2 COMBATES COTIDIANOS (ARTIGOS NA IMPRENSA PERIÓDICA)

2.3 TEMAS ABORDADOS

2.3.5 Diálogos com outros pesquisadores

Câmara Cascudo registra, no texto “Musicalerias IV” (A República 16/10/1929), que Mário de Andrade lhe enviara um recorte do Diário Nacional, tratando da participação do pesquisador paulistano, através de trabalho remetido no Congresso de Cultura Popular que se reuniu em Praga.
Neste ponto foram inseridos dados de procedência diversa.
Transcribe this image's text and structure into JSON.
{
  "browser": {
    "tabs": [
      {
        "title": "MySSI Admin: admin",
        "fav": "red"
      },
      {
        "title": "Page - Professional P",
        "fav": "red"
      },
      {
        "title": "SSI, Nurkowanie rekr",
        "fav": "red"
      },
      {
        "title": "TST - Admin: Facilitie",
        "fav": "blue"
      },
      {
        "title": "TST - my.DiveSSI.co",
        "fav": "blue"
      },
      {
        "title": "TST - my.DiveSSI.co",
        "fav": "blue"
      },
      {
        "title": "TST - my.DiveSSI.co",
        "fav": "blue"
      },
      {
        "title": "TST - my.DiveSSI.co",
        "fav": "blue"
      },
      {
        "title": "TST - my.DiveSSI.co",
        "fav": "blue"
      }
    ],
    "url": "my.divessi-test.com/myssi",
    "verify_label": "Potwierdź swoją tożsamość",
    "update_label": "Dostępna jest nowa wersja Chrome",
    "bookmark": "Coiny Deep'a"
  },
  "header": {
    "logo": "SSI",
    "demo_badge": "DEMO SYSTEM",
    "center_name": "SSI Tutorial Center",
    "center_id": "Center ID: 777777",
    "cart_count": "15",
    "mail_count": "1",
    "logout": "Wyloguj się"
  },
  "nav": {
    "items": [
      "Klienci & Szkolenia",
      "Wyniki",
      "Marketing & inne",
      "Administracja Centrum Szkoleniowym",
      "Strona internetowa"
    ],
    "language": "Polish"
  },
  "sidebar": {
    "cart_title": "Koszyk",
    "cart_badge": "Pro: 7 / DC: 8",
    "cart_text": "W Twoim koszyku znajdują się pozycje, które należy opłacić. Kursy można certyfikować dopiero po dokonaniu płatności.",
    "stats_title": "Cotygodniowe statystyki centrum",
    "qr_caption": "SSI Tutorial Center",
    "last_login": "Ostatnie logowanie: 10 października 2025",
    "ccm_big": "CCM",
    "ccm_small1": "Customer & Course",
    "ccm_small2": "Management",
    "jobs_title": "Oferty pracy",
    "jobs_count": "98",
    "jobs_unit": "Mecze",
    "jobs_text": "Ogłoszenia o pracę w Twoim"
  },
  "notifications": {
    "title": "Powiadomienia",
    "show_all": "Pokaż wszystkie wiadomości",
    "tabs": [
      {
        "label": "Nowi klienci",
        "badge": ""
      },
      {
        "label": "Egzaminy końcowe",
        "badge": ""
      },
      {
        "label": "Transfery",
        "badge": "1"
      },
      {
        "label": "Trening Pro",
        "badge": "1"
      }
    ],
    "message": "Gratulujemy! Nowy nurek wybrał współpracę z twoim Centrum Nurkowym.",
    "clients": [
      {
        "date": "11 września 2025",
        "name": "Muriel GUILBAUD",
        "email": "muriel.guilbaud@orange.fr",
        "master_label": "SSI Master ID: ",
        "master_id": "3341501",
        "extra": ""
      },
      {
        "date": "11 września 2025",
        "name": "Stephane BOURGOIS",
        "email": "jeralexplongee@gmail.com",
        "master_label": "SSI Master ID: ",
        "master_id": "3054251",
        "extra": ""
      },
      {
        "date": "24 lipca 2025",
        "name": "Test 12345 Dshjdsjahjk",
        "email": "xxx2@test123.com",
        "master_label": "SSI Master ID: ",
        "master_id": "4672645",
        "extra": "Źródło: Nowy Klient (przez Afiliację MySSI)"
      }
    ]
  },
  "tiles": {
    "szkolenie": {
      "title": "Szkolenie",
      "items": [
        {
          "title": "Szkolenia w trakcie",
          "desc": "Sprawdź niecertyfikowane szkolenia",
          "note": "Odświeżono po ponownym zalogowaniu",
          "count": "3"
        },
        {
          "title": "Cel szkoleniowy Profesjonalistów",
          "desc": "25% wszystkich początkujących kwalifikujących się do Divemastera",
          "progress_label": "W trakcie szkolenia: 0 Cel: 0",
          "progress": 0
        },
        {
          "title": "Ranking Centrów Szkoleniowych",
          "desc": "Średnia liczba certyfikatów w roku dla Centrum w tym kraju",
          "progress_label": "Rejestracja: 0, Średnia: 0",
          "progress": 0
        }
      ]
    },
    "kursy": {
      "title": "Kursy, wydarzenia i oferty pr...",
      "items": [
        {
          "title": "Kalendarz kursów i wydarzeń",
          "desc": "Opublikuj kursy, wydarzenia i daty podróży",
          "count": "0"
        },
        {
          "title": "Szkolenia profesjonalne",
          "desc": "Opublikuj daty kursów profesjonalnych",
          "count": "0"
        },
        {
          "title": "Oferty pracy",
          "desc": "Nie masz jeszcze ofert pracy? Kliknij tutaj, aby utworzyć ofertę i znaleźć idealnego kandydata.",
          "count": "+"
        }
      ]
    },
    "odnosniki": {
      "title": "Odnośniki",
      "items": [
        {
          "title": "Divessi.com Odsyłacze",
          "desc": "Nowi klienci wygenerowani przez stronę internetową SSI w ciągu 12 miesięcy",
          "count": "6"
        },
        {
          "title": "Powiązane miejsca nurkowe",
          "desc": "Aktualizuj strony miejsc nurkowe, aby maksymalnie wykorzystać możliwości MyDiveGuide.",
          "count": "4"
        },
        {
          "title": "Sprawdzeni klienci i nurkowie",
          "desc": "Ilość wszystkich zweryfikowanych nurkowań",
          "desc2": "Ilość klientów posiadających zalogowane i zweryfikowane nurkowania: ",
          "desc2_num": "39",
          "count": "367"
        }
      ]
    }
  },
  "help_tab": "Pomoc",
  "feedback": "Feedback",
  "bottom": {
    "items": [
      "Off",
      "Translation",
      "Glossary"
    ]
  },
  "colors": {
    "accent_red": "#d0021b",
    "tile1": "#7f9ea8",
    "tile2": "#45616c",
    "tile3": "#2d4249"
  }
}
O tema desse trabalho era “Influência Portuguesa nas Rodas Infantis do Brasil”. Esse artigo é um comentário sobre o tema e suas variantes. Essa notícia evidencia a afinação do estudioso potiguar com o pensamento de Mário de Andrade e também indica vieses europeus do debate modernista no Brasil, seja no tema, seja no espaço de sua divulgação original.

O cronista transcreve um trecho da História da Música, de Renato de Almeida, no qual se encontram referências que conferem importância excepcional ao Bumba meu boi: O Bumba-meu-boi é o folguedo brasileiro de maior significação estética e social e

bem merece uma forma artística duradoura36.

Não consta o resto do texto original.